TRIBUNNEWS.COM, SOLO - Banyak yang bertanya kenapa para pendaki di Lawu bisa terjebak api dan tak mampu meloloskan diri hingga akhirnya tewas terpanggang.
Mulyanto, seorang pendaki senior dari Solo, menjelaskan berdasarkan informasi yang didapatnya para pendaki yang menjadi korban dalam kondisi hendak turun.
“Mereka dalam kondisi mau turun gunung. Logikanya, fisik pasti sudah sangat lelah, karena sudah mendaki dan ingin segera sampai bawah,” beber Mulyanto, Senin (19/10/2015).
Dalam kondisi tersebut, biasanya emosional tak terkendali, dan kerap muncul halusinasi. Atau justru memilih nrabas atau tracking di jalur yang tak seharusnya dilalui.
“Kebiasaan buka jalur sendiri inilah yang kerap membuat pendaki tersesat. Mungkin di saat buka jalur baru inilah, mereka bertemu titik api, dan dalam waktu sekejap sudah terkepung sehingga tak bisa keluar,” beber dia.
Selain itu, di musim kemarau seperti ini kondisi kawasan puncak Lawu sangat panas dan berdebu. Angin juga bertiup sangat kencang, sehingga titik api sedikit saja bisa berkobar besar dalam waktu singkat.
“Lebih celaka lagi jika bekal air minum habis. Padahal untuk kemarau seperti sekarang, semua mata air di kawasan puncak seperti sendhang Drajat, Jolotundho, sendhang Satriyo dsb. menjadi kering,” ujar Mulyanto.

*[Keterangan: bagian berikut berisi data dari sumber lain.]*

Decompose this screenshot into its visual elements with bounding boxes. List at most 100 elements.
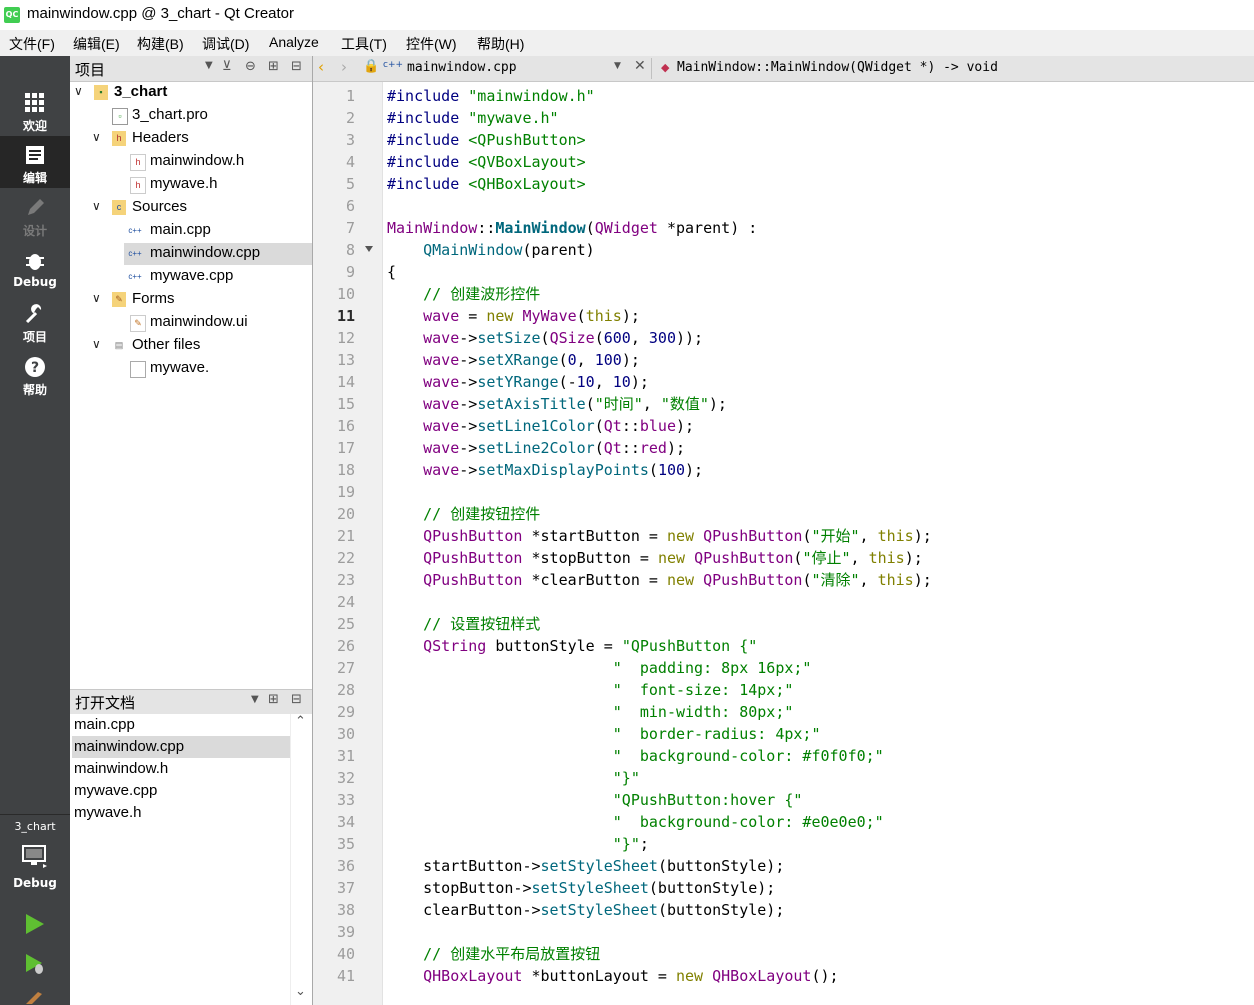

Dalam kondisi tersebut ditambah panasnya suhu akibat hutan yang terbakar, jelas mempercepat pendaki menjadi dehidrasi atau kekurangan cairan. Dan disitu jangankan meloloskan diri, mungkin saja mereka terbakar dalam kondisi pingsan.
“Asap tebal yang muncul juga menyesakkan pernafasan. Bisa dibayangkan saat dehidrasi masih ditambah sesak nafas, maka kemungkinan bisa meloloskan diri dari kepungan api sangat kecil,” urai dia. (Joglosemar.co/Deniawan Tommy Chandra Wijaya)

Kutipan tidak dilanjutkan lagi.